The Broncos’ all-world linebacker posted on Instagram Sunday “breaking” news that he had been traded (sentenced?) to Cleveland and stated: “It’s been real Denver! The ‘Mile High City’ and the @broncos will always have my heart! SB50 Champs! They can never take that away from us! @clevelandbrowns & @juice_landry what’s good!!!"
There’s that Fake News the president of the United States and the president of the Broncos’ football operations refer to. And too many exclamation marks!
It was April 1, and, despite the warning of The Who in “Won’t Get Fooled Again,” the immediate belief among bamboozled Broncos’ backers was that Miller Time is over.
But what made the pronouncement seem genuine were recent misguided missives from radio talk show hosts and clown-car listeners that Miller should be dealt.
Perhaps people should be reminded – again – that the only Pro Bowl player drafted by the Broncos during the John Elway Reign and still on the roster is Von Miller. (The other was tight end Julius Thomas, who, coincidentally, is available on the free-agent market.)
Von Miller was the Most Valuable Player in the Broncos’ Super Bowl 50 game. Von Miller is the Franchise’s Face. Von Miller someday will have a sculpture in Canton, Ohio. Von Miller is an annual contender for NFL’s defensive player of the year. Von Miller has 83½ sacks and has been in on 402 regular-season tackles in his seven seasons. Since Von Miller had marijuana issues as a young player, he has become an impeccable citizen and philanthropist in Colorado. And Von Miller would rank in the top five all-time Broncos’ players.
So, trade him? Sure. And Elway can go off and play on the PGA Seniors Tour, retire on the beach and hide.
Oddly enough, though, coach Dan Reeves once tried to trade Elway His Own Self.
It was after the last time the Broncos finished 5-11.
Thankfully, owner Pat Bowlen stepped in and stopped the ridiculous swap (that included Washington quarterback Mark Rypien), and the Broncos would go on to win two Super Bowls. Without Elway, they might still be searching for their first championship. Peyton Manning wouldn’t have come here without Elway’s presence, and Elway wouldn’t have returned as an executive if he had been sent away.
The Broncos once did make a monumental trade with Cleveland involving an AFC defensive player of the year.
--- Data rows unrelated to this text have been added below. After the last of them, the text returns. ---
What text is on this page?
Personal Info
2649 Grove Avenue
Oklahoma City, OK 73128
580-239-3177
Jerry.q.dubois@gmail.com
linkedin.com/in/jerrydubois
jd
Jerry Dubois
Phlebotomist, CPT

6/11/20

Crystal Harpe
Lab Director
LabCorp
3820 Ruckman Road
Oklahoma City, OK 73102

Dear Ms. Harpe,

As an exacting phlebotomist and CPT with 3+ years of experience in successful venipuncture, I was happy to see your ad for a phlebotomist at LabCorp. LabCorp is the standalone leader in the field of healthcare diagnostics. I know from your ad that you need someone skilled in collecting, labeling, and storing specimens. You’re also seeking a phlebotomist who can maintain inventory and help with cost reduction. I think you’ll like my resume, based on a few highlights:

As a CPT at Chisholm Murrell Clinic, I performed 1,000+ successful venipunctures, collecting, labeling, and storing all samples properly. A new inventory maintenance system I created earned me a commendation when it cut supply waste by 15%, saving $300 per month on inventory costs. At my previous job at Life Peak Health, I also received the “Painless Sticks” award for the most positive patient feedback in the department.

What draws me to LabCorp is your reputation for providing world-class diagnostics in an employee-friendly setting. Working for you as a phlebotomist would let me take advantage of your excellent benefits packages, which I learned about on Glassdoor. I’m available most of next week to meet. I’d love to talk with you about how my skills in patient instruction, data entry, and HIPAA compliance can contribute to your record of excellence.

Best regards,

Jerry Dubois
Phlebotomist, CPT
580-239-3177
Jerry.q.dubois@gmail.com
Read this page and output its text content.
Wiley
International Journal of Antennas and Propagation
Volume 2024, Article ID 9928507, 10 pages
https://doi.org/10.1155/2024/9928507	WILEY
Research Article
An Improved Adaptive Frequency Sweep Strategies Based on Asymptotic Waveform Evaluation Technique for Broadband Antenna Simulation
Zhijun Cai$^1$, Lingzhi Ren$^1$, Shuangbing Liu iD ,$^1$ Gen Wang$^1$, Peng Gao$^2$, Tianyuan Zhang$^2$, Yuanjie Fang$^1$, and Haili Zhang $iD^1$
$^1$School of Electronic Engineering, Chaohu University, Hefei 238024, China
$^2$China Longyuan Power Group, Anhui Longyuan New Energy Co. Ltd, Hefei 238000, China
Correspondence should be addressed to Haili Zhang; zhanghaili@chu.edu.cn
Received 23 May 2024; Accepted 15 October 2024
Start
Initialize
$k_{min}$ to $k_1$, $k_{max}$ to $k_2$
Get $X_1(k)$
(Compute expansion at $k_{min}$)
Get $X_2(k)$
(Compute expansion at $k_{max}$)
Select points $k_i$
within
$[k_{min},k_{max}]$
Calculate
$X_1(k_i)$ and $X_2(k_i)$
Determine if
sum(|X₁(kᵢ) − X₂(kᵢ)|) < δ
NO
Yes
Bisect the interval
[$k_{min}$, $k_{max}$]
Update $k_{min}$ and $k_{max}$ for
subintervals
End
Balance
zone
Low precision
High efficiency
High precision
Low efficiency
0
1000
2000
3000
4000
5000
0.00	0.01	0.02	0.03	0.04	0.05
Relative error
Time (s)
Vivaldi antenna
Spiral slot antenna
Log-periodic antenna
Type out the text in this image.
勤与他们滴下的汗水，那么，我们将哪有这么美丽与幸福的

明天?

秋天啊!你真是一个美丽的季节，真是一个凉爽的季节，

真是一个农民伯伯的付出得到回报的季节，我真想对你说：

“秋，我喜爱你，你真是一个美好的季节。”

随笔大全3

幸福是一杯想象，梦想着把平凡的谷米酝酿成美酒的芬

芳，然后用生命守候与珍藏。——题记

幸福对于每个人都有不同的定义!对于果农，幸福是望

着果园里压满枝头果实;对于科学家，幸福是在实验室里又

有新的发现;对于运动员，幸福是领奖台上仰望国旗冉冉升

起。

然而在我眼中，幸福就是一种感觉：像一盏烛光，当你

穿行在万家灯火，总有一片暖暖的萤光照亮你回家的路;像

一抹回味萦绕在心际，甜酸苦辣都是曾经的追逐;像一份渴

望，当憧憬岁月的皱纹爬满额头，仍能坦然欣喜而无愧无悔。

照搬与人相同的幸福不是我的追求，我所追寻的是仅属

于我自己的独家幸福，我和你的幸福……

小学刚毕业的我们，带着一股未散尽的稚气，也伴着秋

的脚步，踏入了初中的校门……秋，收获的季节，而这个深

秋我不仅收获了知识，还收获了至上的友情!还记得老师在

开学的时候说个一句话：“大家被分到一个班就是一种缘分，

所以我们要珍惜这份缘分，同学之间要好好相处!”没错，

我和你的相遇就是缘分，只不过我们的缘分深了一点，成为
After eight sensational seasons with the Broncos – and being an All Pro at end and tackle, and the team’s leading tackler and sacker (even though that statistic category wasn’t kept officially by the NFL) – Lyle Alzado demanded a new contract in 1979 and walked out of training camp. The Broncos never had renegotiated a contract, and refused to for Alzado. Even though he had produced one four-year span with (an unofficial) 38½ sacks, the Broncos shipped the wild-and-crazy, and intimidating and great, Alzado to the Browns for three draft picks – a second and a fifth in 1980, and a third in 1981.
They used the first two selections for defensive linemen Rulon Jones and Laval Short, and traded the other the next year to the Chiefs. Jones and Short became starters, and Rulon was special throughout his career, but it was not a good deal. Alzado ended up with a 15-year career and as a starter with the Raiders. But the admitted steroid abuser died prematurely because of a brain tumor.
The Broncos were on the positive side of one of the best deals in football history when they acquired Elway in 1983 from the Colts for Chris Hinton, Mark Herrmann and a 1984 first-round draft pick.
A decade later the Broncos got left tackle Gary Zimmerman from the Vikings for a first, a second and a sixth. Zimmerman was a Pro Bowler and eventual Hall of Famer. Champ Bailey and a second-round pick (who would be running back Tatum Bell) were secured by the Broncos from Washington in 2002 for running back Clinton Portis.
It might surprise everyone, but the Broncos have made more than 300 trades in the franchise’s history.
In retrospect, trading quarterback Steve Ramsey to the Giants for quarterback Craig Morton was one of the smartest the Broncos ever pulled off. One other quarterback exchange didn’t work so well for either team. The Broncos sent Jay Cutler to the Bears in 2009 for Kyle Orton (and draft picks on both sides were involved). During his career (which may or may not be over), Cutler went to the playoffs once (and won one game), and Orton never started a playoff game with his five teams, including the Broncos.